【特集】高規格堤防を整備して魅力あるまちが生まれた 大和川左岸(三宝 さんぼう)土地区画整理事業(大阪府堺市)
古くから氾濫を繰り返してきた一級河川大和(やまと)川。その河口に近い堺市の三宝地区で、高規格堤防整備と一体化した安全安心なまちづくりが進んでいる。
幅100メートルの堤防がまちを守る
大阪の三大夏祭りの一つ、住吉大社の住吉祭のクライマックスは、大神輿が大和川の中を練り歩く神輿渡御(みこしとぎょ)。この舞台となる大和川は、大阪市と堺市を隔てる一級河川で、奈良県北東部を源流に、大阪平野を西に進み大阪湾へと流れ込んでいる。
過去には氾濫を繰り返し、江戸時代に川の付け替えが行われたが、現在に至るまで下流は洪水の危険にさらされてきた。特に周辺は人口も多く、工場などもあるので、万一水害が発生した場合の被害は甚大なものになる。そこでこのエリアの安全を守り、よりよいまちにするため、下流域の左岸、堺市の三宝地区で、高規格堤防をつくる大規模なプロジェクトが進められている。
スーパー堤防とも呼ばれる高規格堤防とはどういうものか。国土交通省近畿地方整備局でこの事業を担当する大西洋平さんに伺った。
「想定以上の大雨による洪水が発生しても、堤防が削れたり、決壊することがないよう、幅を拡げた堤防のことを高規格堤防と呼びます。大和川では従来の堤防から市街地側に盛土して、堤防の幅を100メートル以上に拡げ、緩やかな台地状に整備します。これでたとえ越水することはあっても、堤防決壊によって市街地が壊滅的な被害を受けることが防げます」
同じエリアへの移転で交渉もスムーズに
この事業によって、従来の堤防から南側に約100メートル先まで続く新たな台地が、川沿いに生まれる。だが、そのためには、ここに住んでいた人たちに移転してもらわなければならない。地権者は約300人。移転に関する対応は堺市とURが行った。
「地権者様1軒1軒を訪ね、この事業の必要性を真摯にご説明してきました。これまでに約9割の地権者様から、移転にご協力いただくことができました」とURの林 陽平が説明する。
移転をスムーズに進めるために「一度移転」という方法も取り入れた。これは、今回の整備街区にある工場跡地などを先行整備街区として、高規格堤防の盛土と、土地区画整理事業による宅地整備を進め、ここに移転してもらう方法だ。住民からすれば一度の引っ越しで済み、しかも住み慣れた同じエリアで暮らせる。
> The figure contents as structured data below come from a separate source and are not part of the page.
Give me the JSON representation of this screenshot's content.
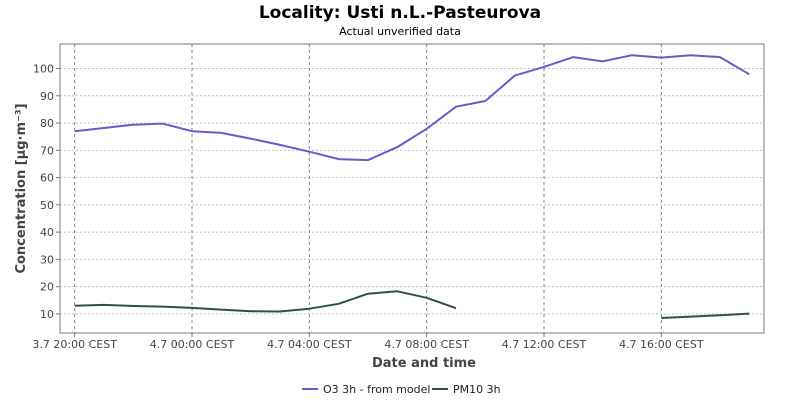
{
  "chart_data": {
    "type": "line",
    "title": "Locality: Usti n.L.-Pasteurova",
    "subtitle": "Actual unverified data",
    "xlabel": "Date and time",
    "ylabel": "Concentration [µg·m⁻³]",
    "x_start_hour": 20,
    "x_step_hours": 1,
    "x_ticks": [
      {
        "hour": 20,
        "label": "3.7 20:00 CEST"
      },
      {
        "hour": 24,
        "label": "4.7 00:00 CEST"
      },
      {
        "hour": 28,
        "label": "4.7 04:00 CEST"
      },
      {
        "hour": 32,
        "label": "4.7 08:00 CEST"
      },
      {
        "hour": 36,
        "label": "4.7 12:00 CEST"
      },
      {
        "hour": 40,
        "label": "4.7 16:00 CEST"
      }
    ],
    "xlim": [
      19.5,
      43.5
    ],
    "ylim": [
      3,
      109
    ],
    "y_ticks": [
      10,
      20,
      30,
      40,
      50,
      60,
      70,
      80,
      90,
      100
    ],
    "grid": true,
    "legend_position": "bottom",
    "series": [
      {
        "name": "O3 3h - from model",
        "color": "#6a5acd",
        "values": [
          77.0,
          78.2,
          79.4,
          79.8,
          77.0,
          76.4,
          74.3,
          72.0,
          69.5,
          66.8,
          66.4,
          71.2,
          77.9,
          86.0,
          88.1,
          97.4,
          100.6,
          104.2,
          102.6,
          104.9,
          104.0,
          104.9,
          104.2,
          97.9
        ]
      },
      {
        "name": "PM10 3h",
        "color": "#2f4f4f",
        "values": [
          13.0,
          13.3,
          12.9,
          12.7,
          12.2,
          11.6,
          11.0,
          10.9,
          11.9,
          13.7,
          17.4,
          18.3,
          15.9,
          12.1,
          null,
          null,
          null,
          null,
          null,
          null,
          8.5,
          9.0,
          9.5,
          10.1
        ]
      }
    ]
  }
}
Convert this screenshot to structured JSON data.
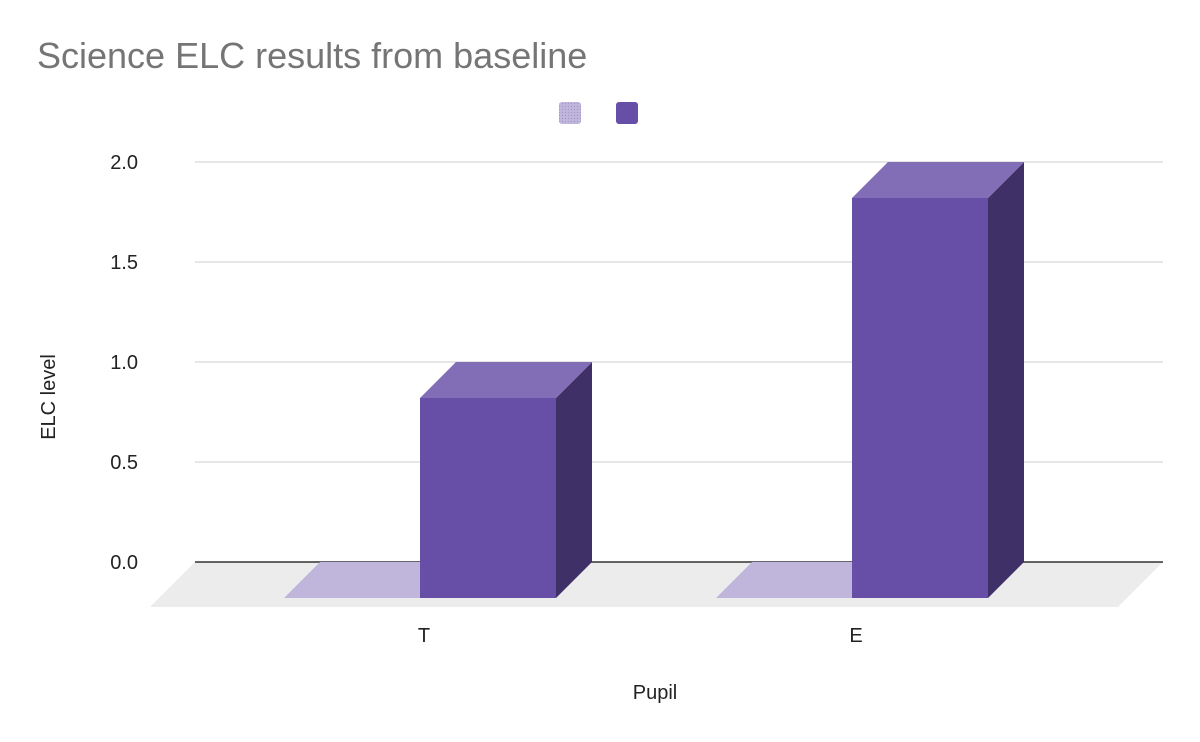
{
  "chart_data": {
    "type": "bar",
    "title": "Science ELC results from baseline",
    "xlabel": "Pupil",
    "ylabel": "ELC level",
    "categories": [
      "T",
      "E"
    ],
    "series": [
      {
        "values": [
          0,
          0
        ],
        "color": "#c0b6dc"
      },
      {
        "values": [
          1,
          2
        ],
        "color": "#674ea7"
      }
    ],
    "ylim": [
      0,
      2
    ],
    "yticks": [
      "0.0",
      "0.5",
      "1.0",
      "1.5",
      "2.0"
    ],
    "grid": true,
    "legend_position": "top",
    "style": "3d"
  }
}
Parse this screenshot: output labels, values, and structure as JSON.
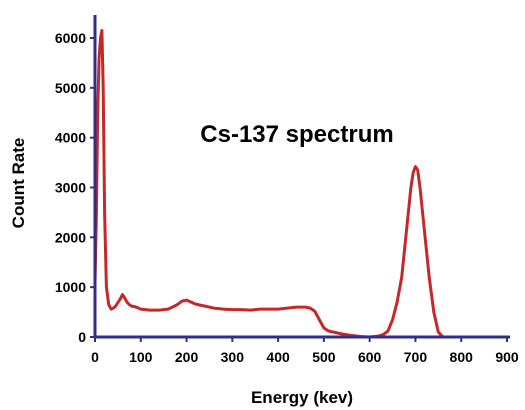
{
  "chart_data": {
    "type": "line",
    "title": "Cs-137 spectrum",
    "xlabel": "Energy (kev)",
    "ylabel": "Count Rate",
    "xlim": [
      0,
      900
    ],
    "ylim": [
      0,
      6500
    ],
    "x_ticks": [
      "0",
      "100",
      "200",
      "300",
      "400",
      "500",
      "600",
      "700",
      "800",
      "900"
    ],
    "y_ticks": [
      "0",
      "1000",
      "2000",
      "3000",
      "4000",
      "5000",
      "6000"
    ],
    "grid": false,
    "legend": "none",
    "colors": {
      "line": "#c62828",
      "axis": "#2f2f86"
    },
    "series": [
      {
        "x": [
          0,
          3,
          6,
          9,
          12,
          15,
          18,
          21,
          25,
          30,
          35,
          40,
          45,
          50,
          55,
          60,
          65,
          70,
          75,
          80,
          90,
          100,
          120,
          140,
          160,
          180,
          190,
          200,
          210,
          220,
          240,
          260,
          280,
          300,
          320,
          340,
          360,
          380,
          400,
          420,
          440,
          460,
          470,
          480,
          490,
          500,
          510,
          520,
          540,
          560,
          580,
          600,
          620,
          630,
          640,
          650,
          660,
          670,
          680,
          690,
          695,
          700,
          705,
          710,
          720,
          730,
          740,
          750,
          760,
          770,
          780,
          800
        ],
        "y": [
          1100,
          2500,
          4500,
          5600,
          6000,
          6150,
          5000,
          2500,
          1000,
          650,
          560,
          580,
          620,
          690,
          760,
          850,
          780,
          700,
          650,
          620,
          600,
          560,
          540,
          540,
          560,
          650,
          720,
          740,
          700,
          660,
          620,
          580,
          560,
          550,
          550,
          540,
          560,
          560,
          560,
          580,
          600,
          600,
          580,
          520,
          350,
          180,
          120,
          100,
          60,
          30,
          10,
          0,
          20,
          50,
          120,
          350,
          700,
          1200,
          2100,
          3000,
          3300,
          3420,
          3350,
          3000,
          2100,
          1200,
          500,
          100,
          0,
          0,
          0,
          0
        ]
      }
    ]
  }
}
「この地区は60代以上の高齢世帯が7割を超えており、地区外に引っ越して土地勘のないまちで新しい生活を始めるのは、ハードルが高いと感じる方が多かったです。でも、同じ地区内への引っ越しなら、生活を再建するイメージを持ちやすいのかなと思います。皆さん、この事業の大切さを理解してくださり、移転にご協力いただけたと感じています」
堺市都市整備部の今上(いまうえ)剛さんがこう振り返る。
先行整備街区を訪れると、真新しい住宅地が生まれ、人々の暮らしが始まっていた。エリア内には都市計画公園もあり、川沿いには自転車専用道も整備されている。
堺市は、100㎡未満の土地所有者で、地区外に移転を希望する方の土地を買い取ったり、また、公営住宅のあっせんなど、生活再建の手助けも行った。
4者が密接に関わる希少なプロジェクト
このプロジェクトの特徴はもうひとつある。事業者が4者あり、それぞれが密接に関わりながら、役割を分担して事業を円滑に進めている点だ。その4者とは堺市、国土交通省、阪神高速道路、それにUR。
国土交通省は盛土をして大和川高規格堤防を整備する。阪神高速道路は、その堤防の下に阪神高速大和川線を整備する。URは区画整理による円滑な移転により、高規格堤防の早期整備に貢献する。堺市はこれらの事業を一体的に進め、防災・減災力の向上に取り組んでいく。
阪神高速大和川線は、すでに全線開通しており、その上の土地は新しいまちに生まれ変わっている。堺市の今上さんは、「ここは堺市の玄関口。一体整備を進めることで、安全で安心して暮らしやすいまちが、さらに将来にわたって快適で魅力あふれる都市として発展してくれれば」と期待する。
「移転にご協力いただいている地権者様に宅地を期限通りお返しすることが、現時点の目標です。お戻りいただいた皆さまに、安心して暮らしていただけるまちづくりを目指します」とURの林がしめくくった。